Kenya has upped her national commitment, to reducing greenhouse gas emissions by 32 percent from 30 percent, in her strategy to cope with the global warming phenomenon.
Environment and Climate Change Principal Secretary (PS), Eng. Festus Ngeno, says the State has submitted the ambitious revised Nationally Determined Contribution (NDC), adding the country has also wrapped up a long term low GHG emissions development strategy (LTS) up to year 2050, with an eye on net zero target.

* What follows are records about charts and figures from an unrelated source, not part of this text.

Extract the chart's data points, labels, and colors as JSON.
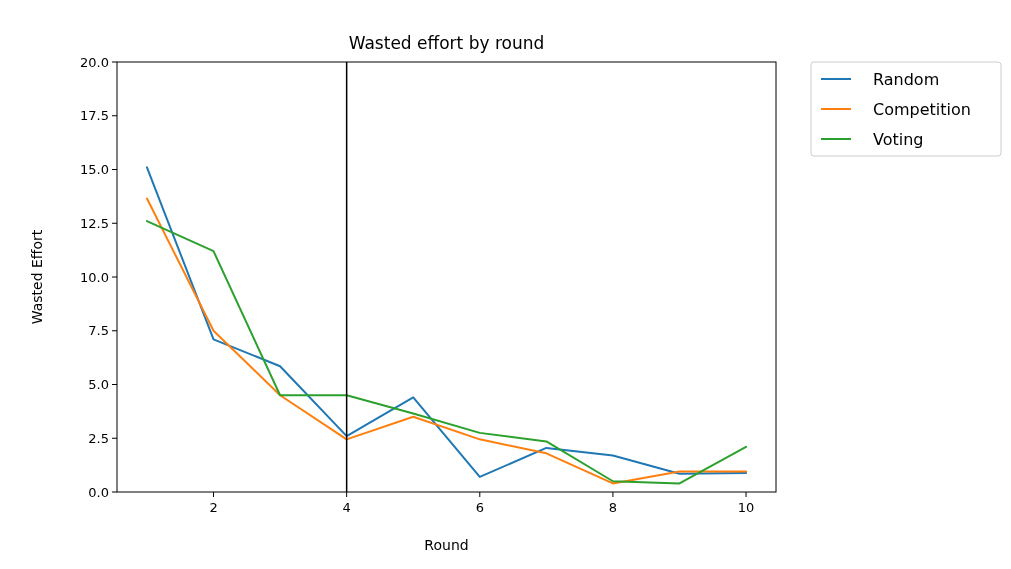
{
  "chart_data": {
    "type": "line",
    "title": "Wasted effort by round",
    "xlabel": "Round",
    "ylabel": "Wasted Effort",
    "x": [
      1,
      2,
      3,
      4,
      5,
      6,
      7,
      8,
      9,
      10
    ],
    "series": [
      {
        "name": "Random",
        "color": "#1f77b4",
        "values": [
          15.1,
          7.1,
          5.85,
          2.6,
          4.4,
          0.7,
          2.05,
          1.7,
          0.85,
          0.88
        ]
      },
      {
        "name": "Competition",
        "color": "#ff7f0e",
        "values": [
          13.65,
          7.5,
          4.5,
          2.45,
          3.5,
          2.45,
          1.8,
          0.4,
          0.95,
          0.95
        ]
      },
      {
        "name": "Voting",
        "color": "#2ca02c",
        "values": [
          12.6,
          11.2,
          4.5,
          4.5,
          3.65,
          2.75,
          2.35,
          0.5,
          0.4,
          2.1
        ]
      }
    ],
    "xlim": [
      0.55,
      10.45
    ],
    "xticks": [
      2,
      4,
      6,
      8,
      10
    ],
    "ylim": [
      0,
      20
    ],
    "yticks": [
      {
        "value": 0,
        "label": "0.0"
      },
      {
        "value": 2.5,
        "label": "2.5"
      },
      {
        "value": 5,
        "label": "5.0"
      },
      {
        "value": 7.5,
        "label": "7.5"
      },
      {
        "value": 10,
        "label": "10.0"
      },
      {
        "value": 12.5,
        "label": "12.5"
      },
      {
        "value": 15,
        "label": "15.0"
      },
      {
        "value": 17.5,
        "label": "17.5"
      },
      {
        "value": 20,
        "label": "20.0"
      }
    ],
    "ref_lines": [
      {
        "axis": "x",
        "value": 4,
        "color": "#000000"
      }
    ],
    "legend": "top right",
    "grid": false,
    "marker": "none",
    "line_style": "solid"
  }
}
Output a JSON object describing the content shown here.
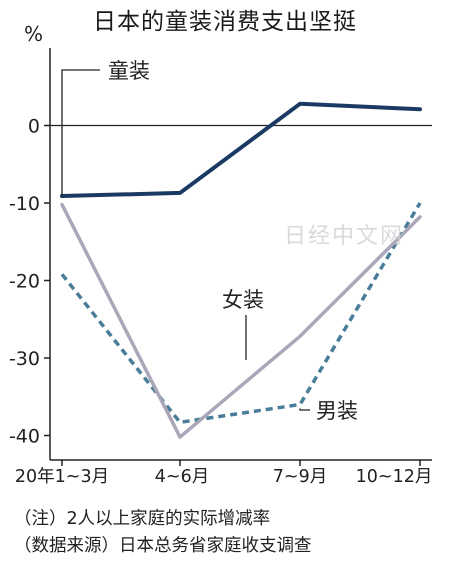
{
  "chart_data": {
    "type": "line",
    "title": "日本的童装消费支出坚挺",
    "unit": "%",
    "categories": [
      "20年1~3月",
      "4~6月",
      "7~9月",
      "10~12月"
    ],
    "ylim": [
      -43,
      10
    ],
    "yticks": [
      0,
      -10,
      -20,
      -30,
      -40
    ],
    "grid": false,
    "series": [
      {
        "name": "童装",
        "values": [
          -9.1,
          -8.7,
          2.8,
          2.1
        ],
        "color": "#1b3a63",
        "style": "solid",
        "width": 4
      },
      {
        "name": "女装",
        "values": [
          -10.2,
          -40.2,
          -27.2,
          -11.8
        ],
        "color": "#a9a7b8",
        "style": "solid",
        "width": 3.5
      },
      {
        "name": "男装",
        "values": [
          -19.2,
          -38.3,
          -36.0,
          -10.0
        ],
        "color": "#4a7d99",
        "style": "dashed",
        "width": 3.5
      }
    ]
  },
  "notes": {
    "note": "（注）2人以上家庭的实际增减率",
    "source": "（数据来源）日本总务省家庭收支调查"
  },
  "watermark": "日经中文网"
}
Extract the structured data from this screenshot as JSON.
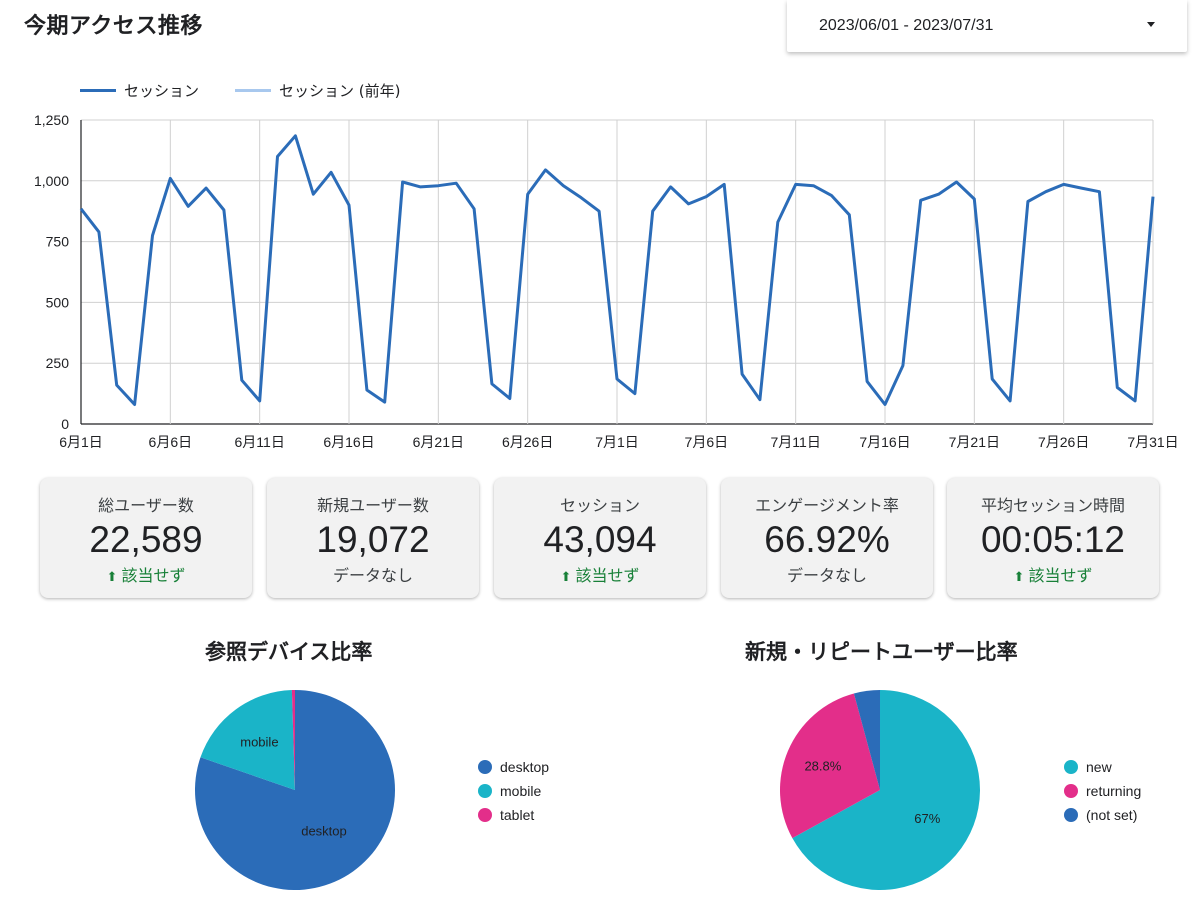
{
  "header": {
    "title": "今期アクセス推移",
    "date_range": "2023/06/01 - 2023/07/31"
  },
  "colors": {
    "series_current": "#2b6cb8",
    "series_previous": "#a8c8ee",
    "desktop": "#2b6cb8",
    "mobile": "#1ab4c8",
    "tablet": "#e32e8a",
    "new": "#1ab4c8",
    "returning": "#e32e8a",
    "not_set": "#2b6cb8",
    "positive": "#188038"
  },
  "chart_data": [
    {
      "type": "line",
      "legend": [
        "セッション",
        "セッション (前年)"
      ],
      "legend_position": "top-left",
      "grid": true,
      "ylim": [
        0,
        1250
      ],
      "y_ticks": [
        "0",
        "250",
        "500",
        "750",
        "1,000",
        "1,250"
      ],
      "x_ticks": [
        "6月1日",
        "6月6日",
        "6月11日",
        "6月16日",
        "6月21日",
        "6月26日",
        "7月1日",
        "7月6日",
        "7月11日",
        "7月16日",
        "7月21日",
        "7月26日",
        "7月31日"
      ],
      "series": [
        {
          "name": "セッション",
          "values": [
            885,
            790,
            160,
            80,
            775,
            1010,
            895,
            970,
            880,
            180,
            95,
            1100,
            1185,
            945,
            1035,
            900,
            140,
            90,
            995,
            975,
            980,
            990,
            885,
            165,
            105,
            945,
            1045,
            980,
            930,
            875,
            185,
            125,
            875,
            975,
            905,
            935,
            985,
            205,
            100,
            830,
            985,
            980,
            940,
            860,
            175,
            80,
            240,
            920,
            945,
            995,
            925,
            185,
            95,
            915,
            955,
            985,
            970,
            955,
            150,
            95,
            935
          ]
        },
        {
          "name": "セッション (前年)",
          "values": []
        }
      ]
    },
    {
      "type": "pie",
      "title": "参照デバイス比率",
      "legend_position": "right",
      "slices": [
        {
          "label": "desktop",
          "value": 80.3
        },
        {
          "label": "mobile",
          "value": 19.2
        },
        {
          "label": "tablet",
          "value": 0.5
        }
      ],
      "slice_labels": [
        "desktop",
        "mobile",
        ""
      ]
    },
    {
      "type": "pie",
      "title": "新規・リピートユーザー比率",
      "legend_position": "right",
      "slices": [
        {
          "label": "new",
          "value": 67
        },
        {
          "label": "returning",
          "value": 28.8
        },
        {
          "label": "(not set)",
          "value": 4.2
        }
      ],
      "slice_labels": [
        "67%",
        "28.8%",
        ""
      ]
    }
  ],
  "kpis": [
    {
      "label": "総ユーザー数",
      "value": "22,589",
      "sub": "該当せず",
      "trend": "up"
    },
    {
      "label": "新規ユーザー数",
      "value": "19,072",
      "sub": "データなし",
      "trend": "none"
    },
    {
      "label": "セッション",
      "value": "43,094",
      "sub": "該当せず",
      "trend": "up"
    },
    {
      "label": "エンゲージメント率",
      "value": "66.92%",
      "sub": "データなし",
      "trend": "none"
    },
    {
      "label": "平均セッション時間",
      "value": "00:05:12",
      "sub": "該当せず",
      "trend": "up"
    }
  ],
  "icons": {
    "arrow_up": "⬆"
  }
}
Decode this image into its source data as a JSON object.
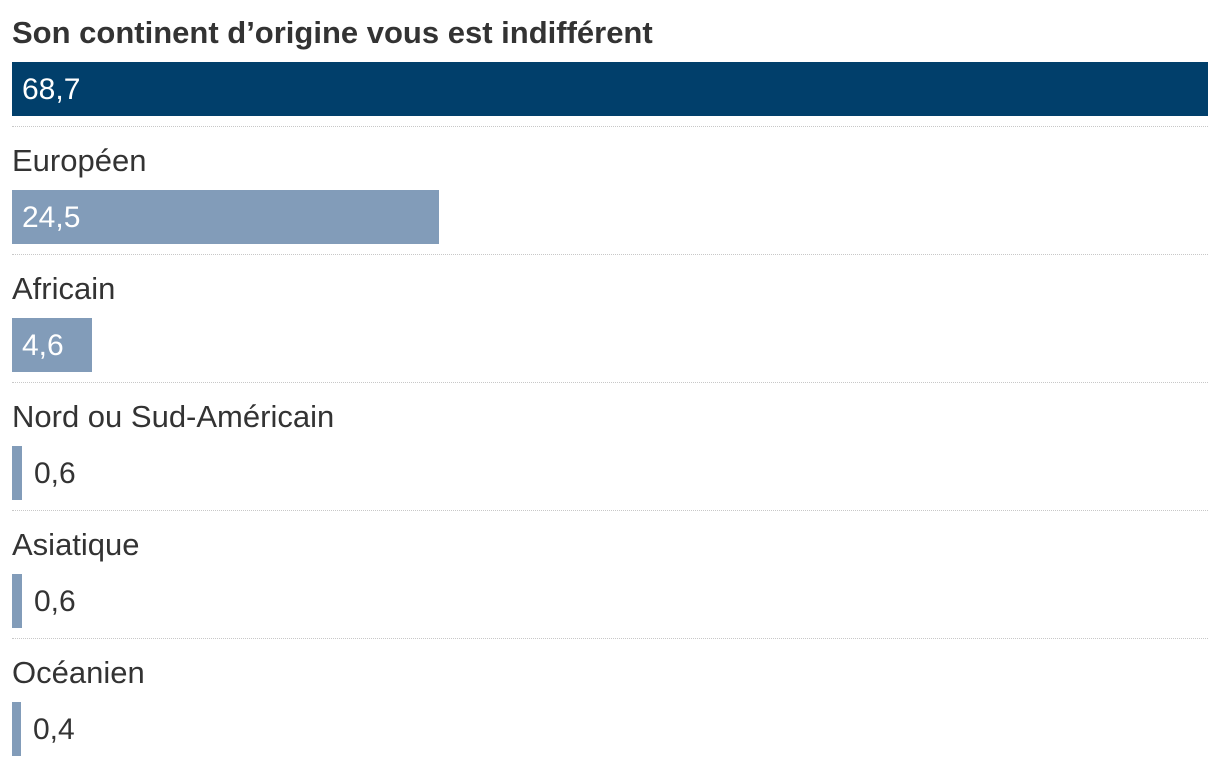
{
  "chart_data": {
    "type": "bar",
    "orientation": "horizontal",
    "categories": [
      "Son continent d’origine vous est indifférent",
      "Européen",
      "Africain",
      "Nord ou Sud-Américain",
      "Asiatique",
      "Océanien"
    ],
    "values": [
      68.7,
      24.5,
      4.6,
      0.6,
      0.6,
      0.4
    ],
    "value_labels": [
      "68,7",
      "24,5",
      "4,6",
      "0,6",
      "0,6",
      "0,4"
    ],
    "xlim": [
      0,
      68.7
    ],
    "grid": false,
    "legend": "none",
    "colors": {
      "highlight": "#013f6b",
      "default": "#829cb9",
      "text": "#333333",
      "separator": "#c8c8c8"
    }
  }
}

Eng. Ngeno said measures set out by the country to address climate action included an undertaking to conserve and restore 10.6 million hectares of degraded landscapes and ecosystems, through planting and nurturing 15 billion trees by 2032.
Speaking during a training for climate change units’ personnel drawn from government Ministries, Departments and Agencies (MDAs) in Naivasha, Eng. Ngeno said efforts to tackle climate action calls for an “all hands on the deck” approach that encompasses the participation of government entities at the national and counties level, as well as private sector actors and the entire citizenry.
He noted that addressing climate action is a costly affair, adding that the challenge of inadequate financial resources has been a hindrance for Kenya and other developing countries in effectively mounting climate change mitigation and adaptation initiatives.
Illustrating the huge financial outlay required for climate action, the PS cited implementation of the updated NDC, which he said, required an estimated US dollars 62 billion in funding of which 87 percent would be taken up by donors, adding as well that the long term low emissions strategy (LTS), would cost an estimated US dollars 170 billion to achieve.
Eng. Ngeno said to address the challenge posed by inadequate resources, the Government has with support from development partners initiated a programme on Financing Locally Led Climate Action (FLLoCA), to deliver locally led climate resilience actions and strengthen both the National and County governments’ capacity to manage climate risks.
The PS reiterated the need for a whole of government approach to combat the adverse effects of climate change, that have wreaked havoc on all sectors of the economy, resulting in a five percent loss in GDP annually.
“I am sure that all of you here must have been affected either directly or indirectly by climate change impacts in the last one year. We all witnessed the devastating droughts and floods that happened in the last one year,” Eng. Ngeno noted.
PS Ngeno said the World Meteorological Organisation(WMO) declared 2023, the warmest year breaking all previous records adding the impacts of Climate Change continued to be felt with the month of February 2024 touted as the hottest ever.
He said excess rains arising from climate change has spawned new strains of diseases in areas where they were previously unheard of and cited new malaria fevers reported in Marsabit and Wajir counties.
Eng. Ngeno reiterated the commitment by the State Department for Environment and Climate Change, to drive collective efforts to address the global challenge of climate change by various actors in the country.